When a corporation tells its employees it is enacting change and it will be good for the employee you can bet your reduced benefits it’s just the opposite. And, by the same token, when a corporate controlled government makes any change and sells it to the citizenry as good for the people you can bet your ass the only good that comes from it is for corporations and wealthy investors.
Reducing taxes are an example. While taxes may be reduced for some workers they lose much more in social services including public education and cost for maintaining essential services and infrastructure. Sharing the wealth is not a part of the corporatist’s philosophy. How much of the federal tax burden do you think is shouldered by corporations?
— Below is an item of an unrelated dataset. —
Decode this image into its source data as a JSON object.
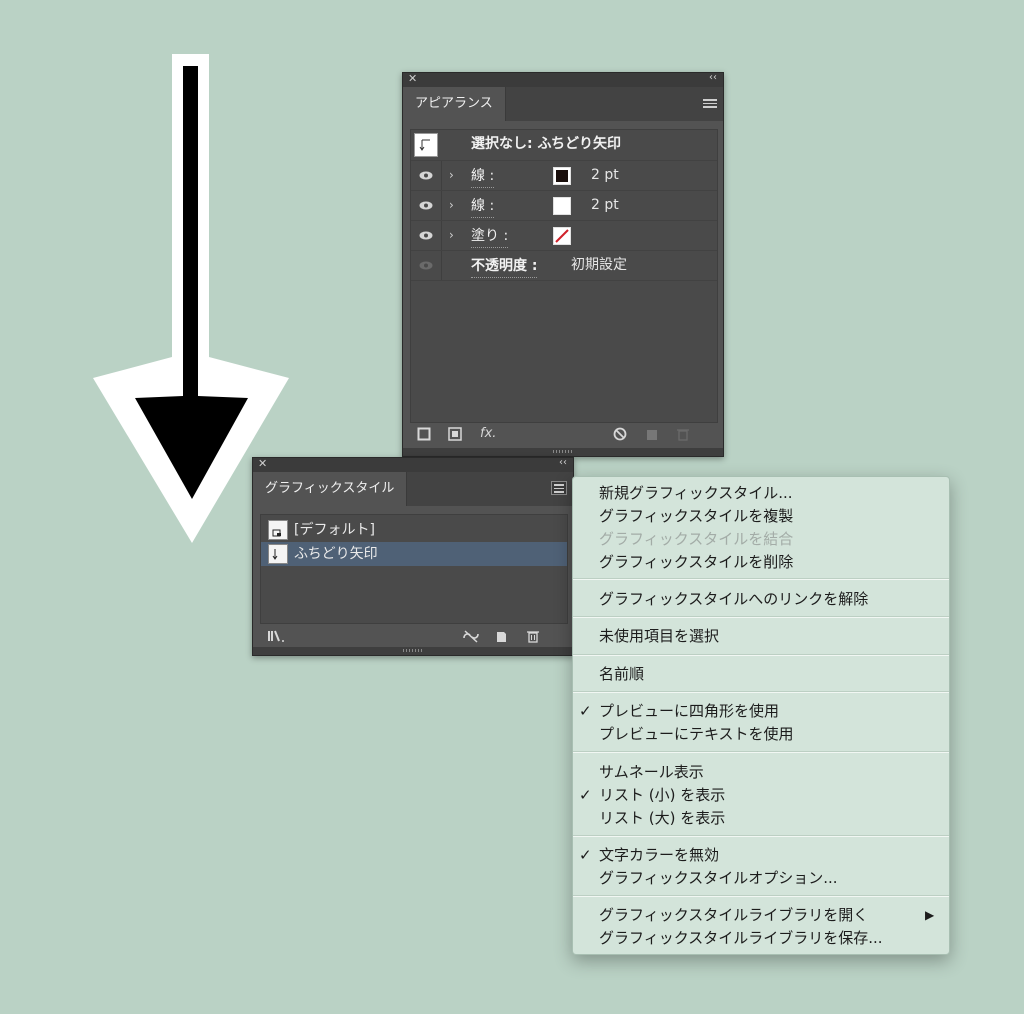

Over the past 50 years corporate tax revenues have averaged about 17 percent of all tax revenues collected by the government of the total tax take. But currently, corporate tax revenues account for only 7 percent -- the second lowest level since the Great Depression. Who do you think pays the rest of the taxes that are wasted, stolen and divvied up among corporate crooks and lobbyists? Additionally, the avoidance of taxes by use of corporate tax shelters, most illegal but unchallenged by our government, represents somewhere in the range of $250 to $300 billion per year.

This new corporate world order is enveloping almost every nation. Take China as an example. China is emerging as the next huge economy. Consider what has happened to the state of healthcare in China and project those conditions upon our own future if we allow the new world order to prevail. The walled cities and serfdoms of medieval times may not be too far off.

Gary

The following was excerpted from an article in today’s New York Times.

Until the beginning of the reform period in the early 1980's, China's socialized medical system, with "barefoot doctors" at its core, worked public health wonders. From 1952 to 1982 infant mortality fell from 200 per 1,000 live births to 34, and life expectancy increased from about 35 years to 68, according to a recent study published by The New England Journal of Medicine.

Since then, in one of the great policy reversals of modern times, China has dissolved its rural communes, privatized vast swaths of the economy and shifted public health resources away from rural areas and toward the cities. Public hospitals were urged to charge commercial rates for new drugs and most procedures, and today the salaries of health care workers are typically linked to the amount of income they generate for their hospitals.

More than half of urban residents, by comparison, enjoy some kind of coverage, which is supplied by their employers.

The recent emphasis on profit, meanwhile, has led doctors and other well-trained health care workers to abandon the countryside, with a result that peasants are left at the mercy of unqualified caregivers and outright charlatans who peddle expensive, improperly prescribed drugs and counterfeit medicines.

"From the liberation to the Cultural Revolution, conditions in the rural areas were fairly good," Dr. Wang Weizhong, a physician and member of the National People's Congress from Jilin Province in the northeast, said of the period from 1949 to the 1970's. "There were township clinics in every area, and there was no problem getting at least small illnesses treated everywhere."
Dr. Wang insisted that the government was working hard with its recent health care reforms to address the problems, but agreed that the old public health system that once protected peasants "had dissolved."

Unable to afford proper care, the first recourse of most peasants when they fall ill is to take whatever drugs they can find on the market to relieve their symptoms and hope that their ailment goes away. Often, of course, they merely get worse or, if their illness is communicable, spread it to others. Once a peasant's illness becomes debilitating, his relatives can face a double catastrophe: the serious decline of a breadwinner, and medical bills steep enough to bankrupt the family.